Reinforcement Learning for Simulation

RL treats the simulation as an environment. An agent learns a policy mapping states to actions to maximize cumulative reward.

Simulation as RL Environment

┌─────────┐  action   ┌────────────┐  next state, reward
│ RL Agent│──────────►│ Simulation │──────────────────────►
│ (Policy)│◄──────────│Environment │
└─────────┘ observation└────────────┘

Advantages over classical simulation optimization:

Handles sequential decision-making naturally
Learns adaptive policies, not just static parameter settings
Generalizes across states (neural network function approximation)

Challenges:

Sample efficiency — millions of simulation episodes may be needed
Sim-to-real gap — policy trained in simulation may fail in reality
Reward shaping — defining the right reward signal is critical

Applications

Inventory management — RL agent learns reorder policies
Traffic signal control — Optimize signal timing based on real-time state
Manufacturing scheduling — Sequence jobs across machines
Robot control — Learn locomotion or manipulation in physics simulator

Digital Twins

A digital twin is a live virtual replica of a physical asset, process, or system, continuously synchronized with real-world data.

Architecture

┌─────────────────────────────────────────────┐
│              Physical System                 │
│  sensors ──► data stream ──► actuator cmds   │
└──────┬──────────────────────────────┬────────┘
       │ IoT / SCADA                  ▲
       ▼                              │
┌──────────────────────────────────────────────┐
│              Digital Twin Platform           │
│  ┌──────────┐  ┌──────────┐  ┌───────────┐  │
│  │  Data    │  │Simulation│  │ Analytics │  │
│  │Ingestion │─►│  Model   │─►│& Decision │  │
│  └──────────┘  └──────────┘  └───────────┘  │
│  ┌──────────┐  ┌──────────┐  ┌───────────┐  │
│  │  State   │  │ What-If  │  │Visualization│ │
│  │Estimation│  │ Scenarios│  │    & UI   │  │
│  └──────────┘  └──────────┘  └───────────┘  │
└──────────────────────────────────────────────┘

Synchronization

The twin must reflect current physical state:

State estimation — Kalman filters, particle filters, or data assimilation techniques fuse sensor data with model predictions
Parameter updating — Online calibration adjusts model parameters as the physical system drifts
Update frequency — Ranges from real-time (milliseconds) for control to periodic (hourly/daily) for strategic planning

Predictive Maintenance

A primary digital twin application. The twin tracks degradation state and predicts remaining useful life (RUL):

Ingest sensor data (vibration, temperature, current)
Update degradation model (physics-based, data-driven, or hybrid)
Simulate forward to predict failure time distribution
Optimize maintenance schedule: minimize cost = f(downtime, repair, spare parts)
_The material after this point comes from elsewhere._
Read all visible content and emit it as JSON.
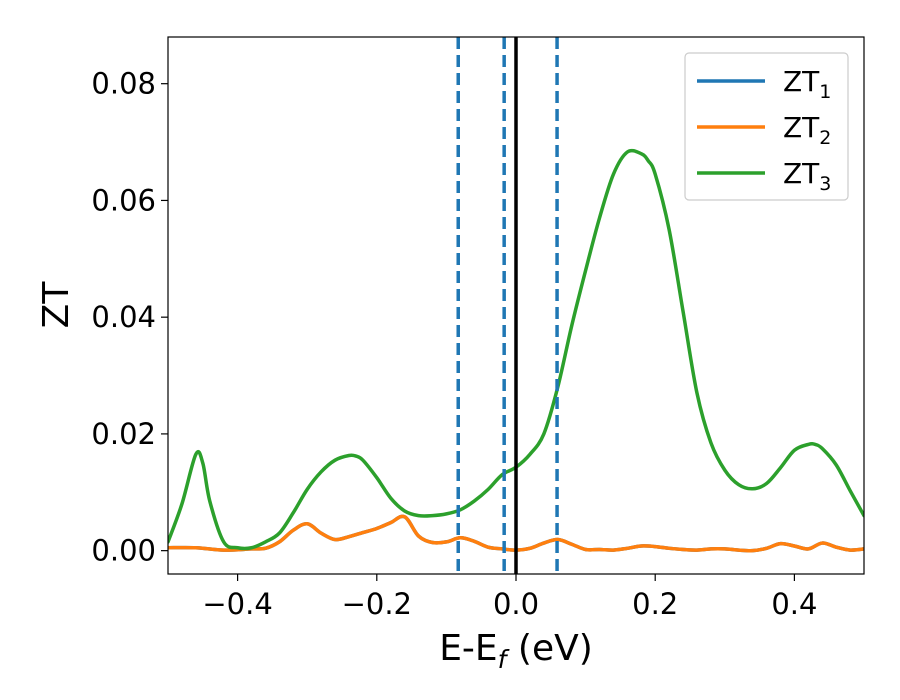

// Simple degradation model with digital twin update
STRUCTURE DegradationTwin
    degradation: real       // current estimated degradation level
    drift_rate: real        // degradation rate parameter
    threshold: real         // failure threshold
    process_noise: real
    measurement_noise: real
    estimation_var: real    // Kalman filter variance

// Kalman filter update with new sensor reading
PROCEDURE UPDATE(twin, measurement, dt)
    // Predict
    predicted ← twin.degradation + twin.drift_rate * dt
    predicted_var ← twin.estimation_var + twin.process_noise * dt

    // Update
    kalman_gain ← predicted_var / (predicted_var + twin.measurement_noise)
    twin.degradation ← predicted + kalman_gain * (measurement - predicted)
    twin.estimation_var ← (1.0 - kalman_gain) * predicted_var

// Estimate remaining useful life
PROCEDURE PREDICT_RUL(twin) → real
    remaining ← twin.threshold - twin.degradation
    IF remaining ≤ 0.0 THEN RETURN 0.0
    RETURN remaining / twin.drift_rate

Parallel and Distributed Simulation

Parallel Discrete-Event Simulation (PDES)

Partition the simulation model into Logical Processes (LPs) executing on separate processors.
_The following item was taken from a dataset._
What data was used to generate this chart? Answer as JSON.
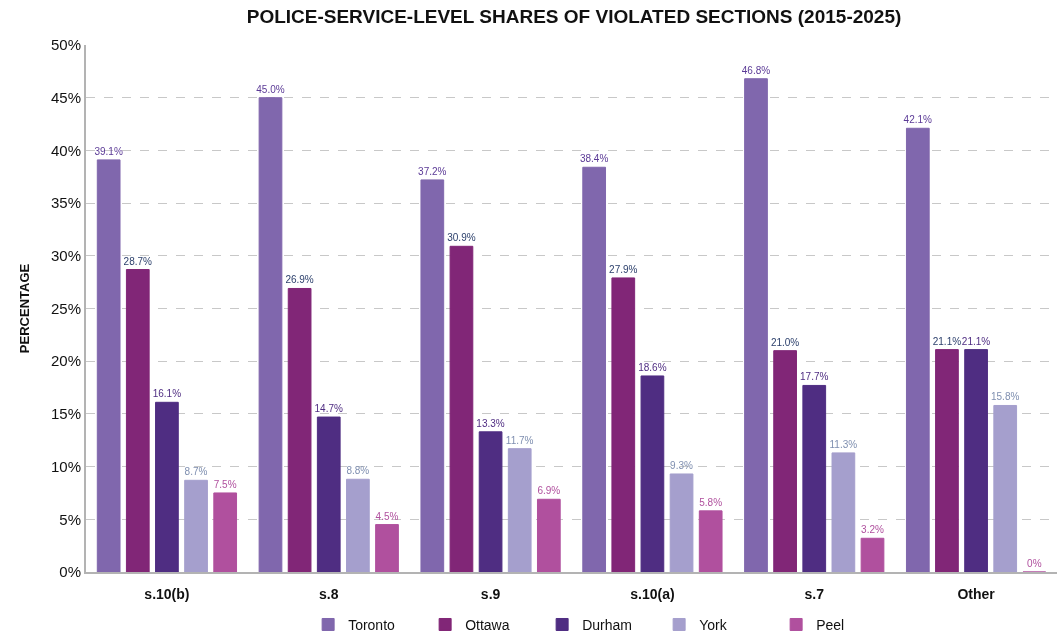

Conservative approach (Chandy-Misra-Bryant):

LPs only process events when safe (no earlier event can arrive from other LPs)
Uses null messages or lookahead to avoid deadlock
No rollback but may have idle time waiting for safety guarantees

Optimistic approach (Time Warp):

LPs process events speculatively
If a straggler event arrives with earlier timestamp, rollback via state restoration and anti-messages
Global Virtual Time (GVT) provides a floor below which no rollback can occur — enables fossil collection

Scaling Considerations

Aspect	Conservative	Optimistic
Correctness	Guaranteed	Via rollback
Memory	Low	High (state saving)
Performance	Limited by slowest LP	Better for unbalanced loads
Complexity	Moderate	High (anti-messages, GVT)

Cloud and HPC Simulation

Embarrassingly parallel: Independent replications across nodes (trivial parallelism)
Parameter sweeps: Each node runs a different parameter combination
Large-scale PDES: Federated simulations using HLA (High Level Architecture) standard
GPU acceleration: Thousands of agents or Monte Carlo paths computed in parallel on GPU

Distributed Simulation Standards

HLA (IEEE 1516): Federates communicate through a Runtime Infrastructure (RTI). Used in defense and large-scale training simulations.
DIS (IEEE 1278): Protocol for real-time military simulations. Simpler than HLA, uses PDUs (Protocol Data Units) over UDP.

Choosing an Approach

Problem Type	Recommended Method
Few alternatives, need guarantee	Ranking and Selection
Continuous parameters, expensive simulation	Bayesian Optimization
High-dimensional continuous	SPSA, stochastic gradient
Combinatorial	Metaheuristics (GA, SA)
Sequential decisions	Reinforcement Learning
Live system monitoring	Digital Twin
Many independent runs	Parallel replications